The cube will be represented in a struct, which I'll choose what data members it should contain.
I need to implement the allocation function(which actually creates the matrix) and some other functions.
The most important function is the setter function, which receives the bounds of an inner cube, and change the value of the inner cube to a given value.

I did an implementation of all of this, but I don't think it is efficient.
because I have this function:

void Setter(Struct Matrix * matrix, int xfirst, int xlast,
        int yfirst, int ylast, int zfirst, int zlast, int value) {
    int i,j,k;
                matrix->m[i][j][k]=value; //m is defined in the struct: int ***m;

I will be very happy to get some ideas about some data structures or any tips that improves my program.

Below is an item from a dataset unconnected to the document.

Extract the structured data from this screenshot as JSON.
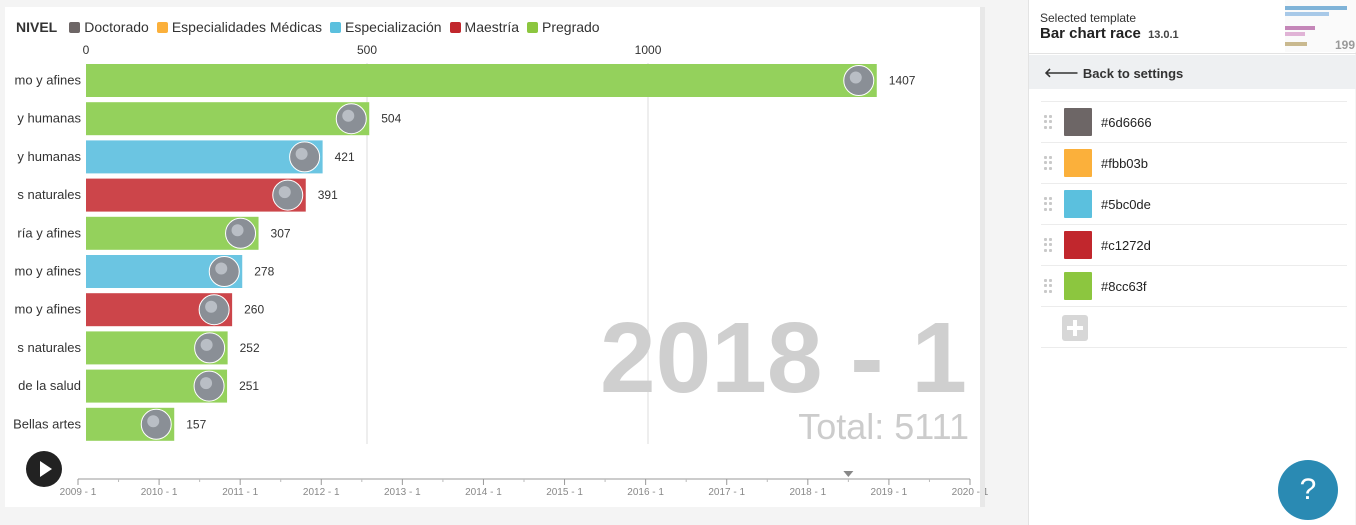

According to what i understood, you have a huge cube and you need to initialise the smaller cubes inside it, with their (x, y, z). Am i right?

A more elaborate explanation would be helpful.

Ok.. I'll try to better explain it.
I built a struct which represents a 3D array, lets say:

typedef struct MyCube {
    int ***array;
    int x;
    int y;
    int z;
} MyCube;

and I want to allocate memory for a cube, fill it with zeros.
Then I may need to change a "sub-cube" in it. The user will give me the sub cube and a value.. my mission is to set this sub-cube with the given value.

I did the implementation using a for, for, for loops.
I think this is very not efficient.
So I'm looking for another way to represent the cube.
By 2D array.. another fields.. don't know what. :(

Well, you can use a one dimensional array. But the number of computations would remain the same.

struct Cube {
    int x;
    int y;
    int z;
    int *subCubes;

for (i = 0 to Number_of_SubCubes) {
   /* initialize values */

eg: 3x3x3 cube, i varies from 0 to 26. But, the number of computations would remain the same. So, this in no way is a better solution, except that you can use a single loop that does the same job.(in the same time)